AN illegal immigrant uneligible for NHS healthcare has been staying at a British hospital for more than a year – costing taxpayers GBP100,000.
The Pakistani national – whose visa to visit the UK expired four years ago in September 2007 – is still a patient at Russells Hall Hospital in Dudley, West Midlands, despite being treated and declared fit to be discharged in August last year.
The hospital has been unable to discharge the man because it is waiting for the UK Border Agency to fix a date with Pakistan International Airlines to transport him back to his home country following cardiovascular treatment.
Conservative MP Margot James, for Stourbridge raised the matter in Parliament on Tuesday and said it was an “outrageous abuse of NHS resources at a time when budgets are tight”.
She also branded it ‘an appalling case of bureaucratic inertia” and called on immigration minister Damian Green to ensure illegal immigrants who receive NHS treatment are repatriated as soon as that treatment is concluded.
The minister responded saying the Government take a robust stance on abuse of NHS services, before reassuring her the patient would be removed in the ‘near future’.
The MP also blasted the UK Border Agency for its “poor record” of removing over stayers and said illegal immigrants was a legacy of Labour’s time in Government.
“The individual overstayed and hasn’t been removed. When he got sick, although not eligible for NHS treatment, we’re not the sort of country to refuse medical care and I don’t think we should be,” she said.
“The failure in the system was the failure to remove him when his visa ran out and the fact that the UK Border Agency and Pakistan International Airlines couldn’t get their act together.”
Ms James was prompted to raise the matter in Parliament after Paula Clark, chief executive of the Dudley Group of Hospitals NHS Foundation Trust, contacted her saying she was still awaiting a discharge date from the UK Border Agency.

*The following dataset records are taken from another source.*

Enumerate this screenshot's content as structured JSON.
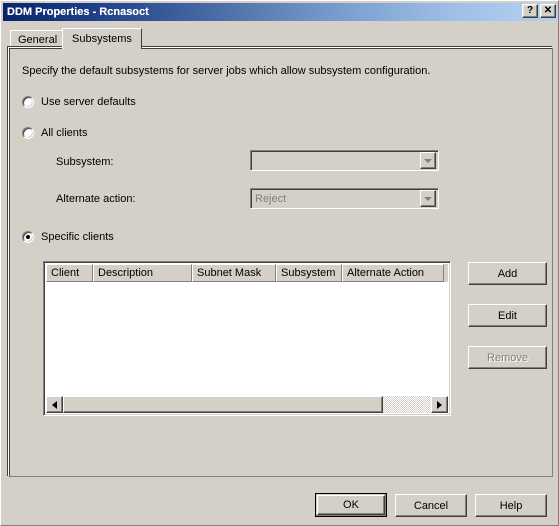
{
  "window": {
    "title": "DDM Properties - Rcnasoct",
    "titlebar_buttons": [
      {
        "name": "help-titlebar-button",
        "glyph": "?"
      },
      {
        "name": "close-titlebar-button",
        "glyph": "✕"
      }
    ]
  },
  "tabs": [
    {
      "label": "General",
      "active": false
    },
    {
      "label": "Subsystems",
      "active": true
    }
  ],
  "panel": {
    "description": "Specify the default subsystems for server jobs which allow subsystem configuration.",
    "radios": [
      {
        "label": "Use server defaults",
        "checked": false
      },
      {
        "label": "All clients",
        "checked": false
      },
      {
        "label": "Specific clients",
        "checked": true
      }
    ],
    "fields": [
      {
        "label": "Subsystem:",
        "value": "",
        "enabled": false
      },
      {
        "label": "Alternate action:",
        "value": "Reject",
        "enabled": false
      }
    ],
    "list": {
      "columns": [
        "Client",
        "Description",
        "Subnet Mask",
        "Subsystem",
        "Alternate Action"
      ],
      "rows": []
    },
    "side_buttons": [
      {
        "label": "Add",
        "enabled": true
      },
      {
        "label": "Edit",
        "enabled": true
      },
      {
        "label": "Remove",
        "enabled": false
      }
    ]
  },
  "dialog_buttons": [
    {
      "label": "OK",
      "default": true
    },
    {
      "label": "Cancel",
      "default": false
    },
    {
      "label": "Help",
      "default": false
    }
  ],
  "colors": {
    "face": "#d4d0c8",
    "title_start": "#0a246a",
    "title_end": "#b4d2f0",
    "disabled_text": "#808080",
    "window_bg": "#ffffff"
  }
}
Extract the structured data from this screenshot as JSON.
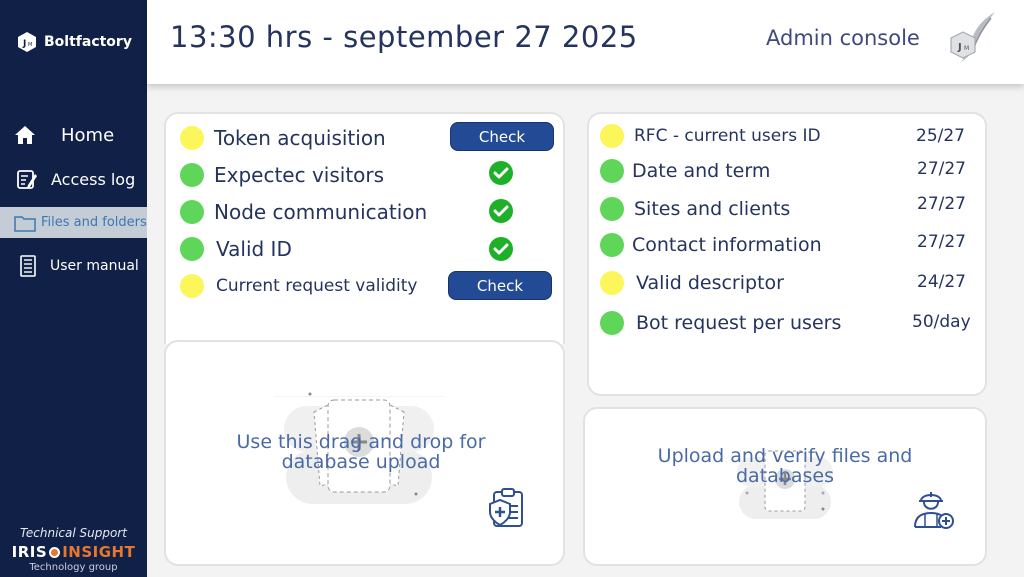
{
  "sidebar": {
    "brand_name": "Boltfactory",
    "items": [
      {
        "label": "Home",
        "icon": "home-icon"
      },
      {
        "label": "Access log",
        "icon": "edit-log-icon"
      },
      {
        "label": "Files and folders",
        "icon": "folder-icon",
        "active": true
      },
      {
        "label": "User manual",
        "icon": "manual-icon"
      }
    ],
    "support_title": "Technical Support",
    "support_brand_left": "IRIS",
    "support_brand_right": "INSIGHT",
    "support_sub": "Technology group"
  },
  "header": {
    "datetime": "13:30 hrs - september 27 2025",
    "console_label": "Admin console"
  },
  "checks": {
    "rows": [
      {
        "label": "Token acquisition",
        "status": "yellow",
        "action": "Check"
      },
      {
        "label": "Expectec visitors",
        "status": "green",
        "action": "ok"
      },
      {
        "label": "Node communication",
        "status": "green",
        "action": "ok"
      },
      {
        "label": "Valid ID",
        "status": "green",
        "action": "ok"
      },
      {
        "label": "Current request validity",
        "status": "yellow",
        "action": "Check"
      }
    ],
    "check_label": "Check"
  },
  "stats": {
    "rows": [
      {
        "label": "RFC - current users ID",
        "status": "yellow",
        "value": "25/27"
      },
      {
        "label": "Date and term",
        "status": "green",
        "value": "27/27"
      },
      {
        "label": "Sites and clients",
        "status": "green",
        "value": "27/27"
      },
      {
        "label": "Contact information",
        "status": "green",
        "value": "27/27"
      },
      {
        "label": "Valid descriptor",
        "status": "yellow",
        "value": "24/27"
      },
      {
        "label": "Bot request per users",
        "status": "green",
        "value": "50/day"
      }
    ]
  },
  "upload_db": {
    "text": "Use this drag and drop for database upload",
    "icon": "medical-clipboard-icon"
  },
  "upload_verify": {
    "text": "Upload and verify files and databases",
    "icon": "worker-add-icon"
  },
  "colors": {
    "sidebar": "#102047",
    "accent_button": "#234a94",
    "status_green": "#5fd65a",
    "status_yellow": "#fbf65a",
    "ok_check": "#1fb02a",
    "active_nav": "#c4ccd6"
  }
}
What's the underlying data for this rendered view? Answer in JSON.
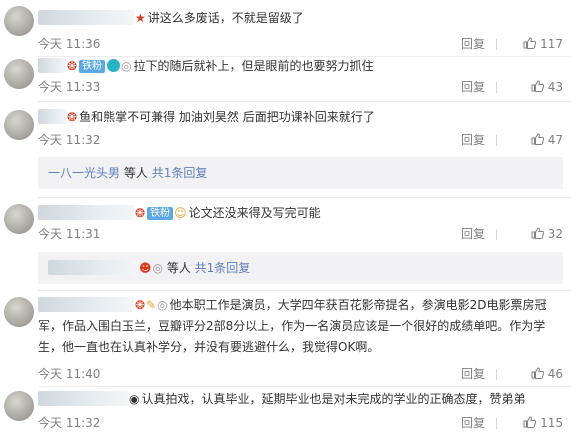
{
  "comments": [
    {
      "text": "讲这么多废话，不就是留级了",
      "time": "今天 11:36",
      "reply": "回复",
      "likes": "117"
    },
    {
      "fan_badge": "铁粉",
      "text": "拉下的随后就补上，但是眼前的也要努力抓住",
      "time": "今天 11:33",
      "reply": "回复",
      "likes": "43"
    },
    {
      "text": "鱼和熊掌不可兼得 加油刘昊然 后面把功课补回来就行了",
      "time": "今天 11:32",
      "reply": "回复",
      "likes": "47",
      "sub": {
        "user": "一八一光头男",
        "middle": "等人",
        "count": "共1条回复"
      }
    },
    {
      "fan_badge": "铁粉",
      "text": "论文还没来得及写完可能",
      "time": "今天 11:31",
      "reply": "回复",
      "likes": "32",
      "sub": {
        "middle": "等人",
        "count": "共1条回复"
      }
    },
    {
      "text": "他本职工作是演员，大学四年获百花影帝提名，参演电影2D电影票房冠军，作品入围白玉兰，豆瓣评分2部8分以上，作为一名演员应该是一个很好的成绩单吧。作为学生，他一直也在认真补学分，并没有要逃避什么，我觉得OK啊。",
      "time": "今天 11:40",
      "reply": "回复",
      "likes": "46"
    },
    {
      "text": "认真拍戏，认真毕业，延期毕业也是对未完成的学业的正确态度，赞弟弟",
      "time": "今天 11:32",
      "reply": "回复",
      "likes": "115"
    }
  ],
  "icons": {
    "thumb": "thumbs-up-icon",
    "star": "red-star-icon",
    "verified": "verified-badge-icon"
  },
  "colors": {
    "link": "#5d7fbf",
    "fan_badge": "#5aa9e6",
    "meta": "#808080"
  }
}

Dudley Group of Hospitals boss Ms Clark said: “We are working with the UK Border Agency to ensure our patient is discharged safely and are awaiting a discharge date from them.
“Our patient needed acute hospital care when admitted into hospital with complex medical conditions and was medically fit to be discharged in August 2010 but required ongoing nursing care.
The cost of care to the hospital has been in excess of GBP100,000.”
Initially treated at the Royal London Hospital following a heart attack and subsequent hypoxic brain injury, the patient was transferred in July 2010 to Dudley where it was believed he had an address.
Ms James raised the matter with the Immigration Minister during Home Office Questions.
The patient has limited family connections in Britain.